La comunità di San Cipriano d’Aversa è in lutto per la morte di Iolanda del Villano, 47 anni.

Ad annunciare con dolore la prematura perdita, sopraggiunta dopo una coraggiosa battaglia contro un carcinoma che non le ha lasciato scampo, è stata la Fondazione UALSI Onlus. Un percorso arduo e sofferto che Iolanda ha affrontato con straordinario coraggio e determinazione, ma che alla fine l’ha strappata all’affetto dei suoi cari.

“La notizia ha colpito profondamente quanti hanno conosciuto e condiviso con lei un percorso fatto di fede, impegno e solidarietà concreta. Iolanda – ricordano dalla Fondazione – ha lasciato questa terra per essere accolta in Paradiso nelle braccia della Vergine Maria, alla quale era profondamente devota. Una fede autentica, la sua, testimoniata fino agli ultimi giorni.”

Rimane viva nella memoria di tutti per il suo sorriso, la generosità e l’amore verso gli altri che riusciva a esprimere attraverso ogni piccolo gesto. La 47enne partecipava attivamente alle iniziative solidali dell’associazione: cucinava, preparava e distribuiva viveri e vestiti ai senzatetto, offrendo conforto sotto le stazioni e in alcuni dei luoghi più difficili del territorio. Un servizio silenzioso ma instancabile, svolto con umiltà e dedizione.

Iolanda nutriva un amore immenso per la sua famiglia, che rappresentava per lei il valore più importante. Il marito Massimo, i figli Nicola e Antonio, la mamma Maria e i fratelli Vincenzo ed Emilio, affrontano oggi il difficile momento del distacco, portando nel cuore il peso della sua mancanza.

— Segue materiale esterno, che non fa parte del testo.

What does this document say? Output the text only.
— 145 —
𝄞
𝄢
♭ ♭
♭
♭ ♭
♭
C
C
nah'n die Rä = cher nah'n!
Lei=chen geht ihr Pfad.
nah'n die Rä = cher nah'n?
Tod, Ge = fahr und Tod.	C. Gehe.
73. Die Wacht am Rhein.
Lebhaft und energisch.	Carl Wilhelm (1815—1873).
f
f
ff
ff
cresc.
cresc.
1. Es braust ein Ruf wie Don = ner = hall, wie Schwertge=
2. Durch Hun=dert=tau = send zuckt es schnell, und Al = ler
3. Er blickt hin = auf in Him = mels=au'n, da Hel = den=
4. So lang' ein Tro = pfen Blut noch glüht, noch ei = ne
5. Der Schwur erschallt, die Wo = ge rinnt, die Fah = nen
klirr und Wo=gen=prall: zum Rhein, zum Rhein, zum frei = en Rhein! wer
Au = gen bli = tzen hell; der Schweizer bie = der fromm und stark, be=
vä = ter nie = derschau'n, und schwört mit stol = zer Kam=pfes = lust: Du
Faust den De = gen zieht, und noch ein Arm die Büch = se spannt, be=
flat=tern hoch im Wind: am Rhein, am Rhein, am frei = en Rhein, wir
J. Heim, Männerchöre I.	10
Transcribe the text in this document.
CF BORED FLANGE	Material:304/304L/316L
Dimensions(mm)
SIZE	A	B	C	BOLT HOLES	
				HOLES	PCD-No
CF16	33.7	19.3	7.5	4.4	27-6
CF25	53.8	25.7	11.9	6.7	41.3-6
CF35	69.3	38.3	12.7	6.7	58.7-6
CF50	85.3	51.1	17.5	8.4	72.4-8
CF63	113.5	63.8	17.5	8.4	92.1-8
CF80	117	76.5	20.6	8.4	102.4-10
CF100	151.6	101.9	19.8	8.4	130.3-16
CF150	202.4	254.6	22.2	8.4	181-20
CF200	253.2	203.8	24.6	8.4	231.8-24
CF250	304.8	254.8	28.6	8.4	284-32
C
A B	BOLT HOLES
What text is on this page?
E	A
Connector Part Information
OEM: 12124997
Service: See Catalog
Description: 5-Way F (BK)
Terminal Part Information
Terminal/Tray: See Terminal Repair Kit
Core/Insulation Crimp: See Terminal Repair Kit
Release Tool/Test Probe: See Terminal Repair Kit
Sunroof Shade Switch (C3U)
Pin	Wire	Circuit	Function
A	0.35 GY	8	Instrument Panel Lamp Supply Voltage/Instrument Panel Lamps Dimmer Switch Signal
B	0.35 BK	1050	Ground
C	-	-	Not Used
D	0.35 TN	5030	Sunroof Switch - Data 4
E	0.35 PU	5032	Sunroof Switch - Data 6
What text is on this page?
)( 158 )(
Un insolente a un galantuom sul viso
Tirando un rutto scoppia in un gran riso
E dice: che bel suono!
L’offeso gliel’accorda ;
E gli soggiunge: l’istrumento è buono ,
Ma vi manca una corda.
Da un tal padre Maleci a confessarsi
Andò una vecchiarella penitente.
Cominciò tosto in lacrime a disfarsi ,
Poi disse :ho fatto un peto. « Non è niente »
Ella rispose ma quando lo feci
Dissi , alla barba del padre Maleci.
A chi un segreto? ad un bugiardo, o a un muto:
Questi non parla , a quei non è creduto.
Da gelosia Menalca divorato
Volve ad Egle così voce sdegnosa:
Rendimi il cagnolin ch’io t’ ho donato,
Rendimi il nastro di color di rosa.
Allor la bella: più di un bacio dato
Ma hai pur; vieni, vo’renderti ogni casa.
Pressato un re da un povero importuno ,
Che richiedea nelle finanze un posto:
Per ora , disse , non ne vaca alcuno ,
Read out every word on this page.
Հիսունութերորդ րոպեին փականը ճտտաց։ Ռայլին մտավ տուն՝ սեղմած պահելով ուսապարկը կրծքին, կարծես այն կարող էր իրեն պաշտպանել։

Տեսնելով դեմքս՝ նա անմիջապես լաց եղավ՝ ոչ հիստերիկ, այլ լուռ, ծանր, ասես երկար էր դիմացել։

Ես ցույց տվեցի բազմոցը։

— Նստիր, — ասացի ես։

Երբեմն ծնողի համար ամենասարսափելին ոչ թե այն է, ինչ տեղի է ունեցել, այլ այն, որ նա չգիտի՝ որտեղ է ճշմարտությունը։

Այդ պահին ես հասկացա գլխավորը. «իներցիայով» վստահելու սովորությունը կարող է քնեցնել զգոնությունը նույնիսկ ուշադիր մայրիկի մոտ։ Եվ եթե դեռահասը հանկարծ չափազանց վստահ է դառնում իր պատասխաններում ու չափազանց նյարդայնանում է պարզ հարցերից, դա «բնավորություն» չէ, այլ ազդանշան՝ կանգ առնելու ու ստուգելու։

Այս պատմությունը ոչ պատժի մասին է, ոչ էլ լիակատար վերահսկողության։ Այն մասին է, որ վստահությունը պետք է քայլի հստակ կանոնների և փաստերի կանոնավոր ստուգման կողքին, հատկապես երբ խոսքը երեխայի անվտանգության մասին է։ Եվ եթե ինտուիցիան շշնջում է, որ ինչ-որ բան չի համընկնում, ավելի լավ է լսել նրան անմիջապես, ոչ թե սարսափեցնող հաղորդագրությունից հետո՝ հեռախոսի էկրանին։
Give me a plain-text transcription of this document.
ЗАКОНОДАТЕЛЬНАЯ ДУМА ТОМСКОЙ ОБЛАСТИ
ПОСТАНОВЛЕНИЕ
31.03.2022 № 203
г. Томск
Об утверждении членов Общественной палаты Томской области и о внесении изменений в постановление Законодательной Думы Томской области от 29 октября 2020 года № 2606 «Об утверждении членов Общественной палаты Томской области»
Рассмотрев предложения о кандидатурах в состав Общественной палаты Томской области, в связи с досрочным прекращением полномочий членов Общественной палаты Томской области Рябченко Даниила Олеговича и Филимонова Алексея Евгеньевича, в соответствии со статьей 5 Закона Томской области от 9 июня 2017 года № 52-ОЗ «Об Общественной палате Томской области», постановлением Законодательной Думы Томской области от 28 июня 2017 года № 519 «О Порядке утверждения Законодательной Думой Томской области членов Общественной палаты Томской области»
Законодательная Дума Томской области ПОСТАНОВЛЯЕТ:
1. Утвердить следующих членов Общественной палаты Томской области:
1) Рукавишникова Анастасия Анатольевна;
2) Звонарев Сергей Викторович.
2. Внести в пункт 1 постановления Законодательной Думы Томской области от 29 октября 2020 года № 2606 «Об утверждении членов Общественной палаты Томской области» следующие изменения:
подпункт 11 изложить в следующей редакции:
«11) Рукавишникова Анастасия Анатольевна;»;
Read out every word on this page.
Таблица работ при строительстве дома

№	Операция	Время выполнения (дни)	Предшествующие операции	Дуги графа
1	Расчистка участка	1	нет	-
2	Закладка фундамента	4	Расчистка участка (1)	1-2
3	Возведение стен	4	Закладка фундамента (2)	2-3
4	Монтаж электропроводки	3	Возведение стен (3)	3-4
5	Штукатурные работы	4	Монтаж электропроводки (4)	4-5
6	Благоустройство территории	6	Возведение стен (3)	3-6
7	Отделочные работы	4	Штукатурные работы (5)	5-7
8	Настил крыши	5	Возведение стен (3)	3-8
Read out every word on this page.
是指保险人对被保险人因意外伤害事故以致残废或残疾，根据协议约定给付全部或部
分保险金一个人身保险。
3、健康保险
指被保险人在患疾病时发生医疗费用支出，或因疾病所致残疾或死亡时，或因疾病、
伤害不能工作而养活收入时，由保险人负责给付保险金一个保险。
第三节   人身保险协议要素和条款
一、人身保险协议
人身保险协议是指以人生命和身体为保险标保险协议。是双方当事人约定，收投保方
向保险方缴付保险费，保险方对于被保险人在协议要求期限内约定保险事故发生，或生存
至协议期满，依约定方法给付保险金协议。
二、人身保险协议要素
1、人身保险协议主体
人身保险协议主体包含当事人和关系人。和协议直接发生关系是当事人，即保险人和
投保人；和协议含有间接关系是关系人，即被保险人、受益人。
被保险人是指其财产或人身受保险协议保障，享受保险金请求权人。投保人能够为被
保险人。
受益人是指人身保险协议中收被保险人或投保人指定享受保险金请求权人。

I funerali si sono svolti lunedì scorso nella parrocchia di San Giuseppe a San Cipriano d’Aversa, gremita di persone riunite per porgerle l’ultimo saluto.

Il fratello Vincenzo, distrutto dal dolore ha così commentato la terribile perdita: “Vorrei che non venisse mai dimenticata per tutto il bene che ha fatto”,  restituendo l’immagine di una donna che non è stata solo una presenza familiare, ma un vero e proprio pilastro per la sua comunità.

San Cipriano d’Aversa e la parrocchia di San Giuseppe perdono una figura che, a quanto traspare, ha saputo tradurre la fede e l’impegno civile in azioni concrete. “Trasformare il dolore in memoria è il modo più potente per far sì che quel ‘bene’ continui a germogliare anche in sua assenza”, ha concluso il fratello.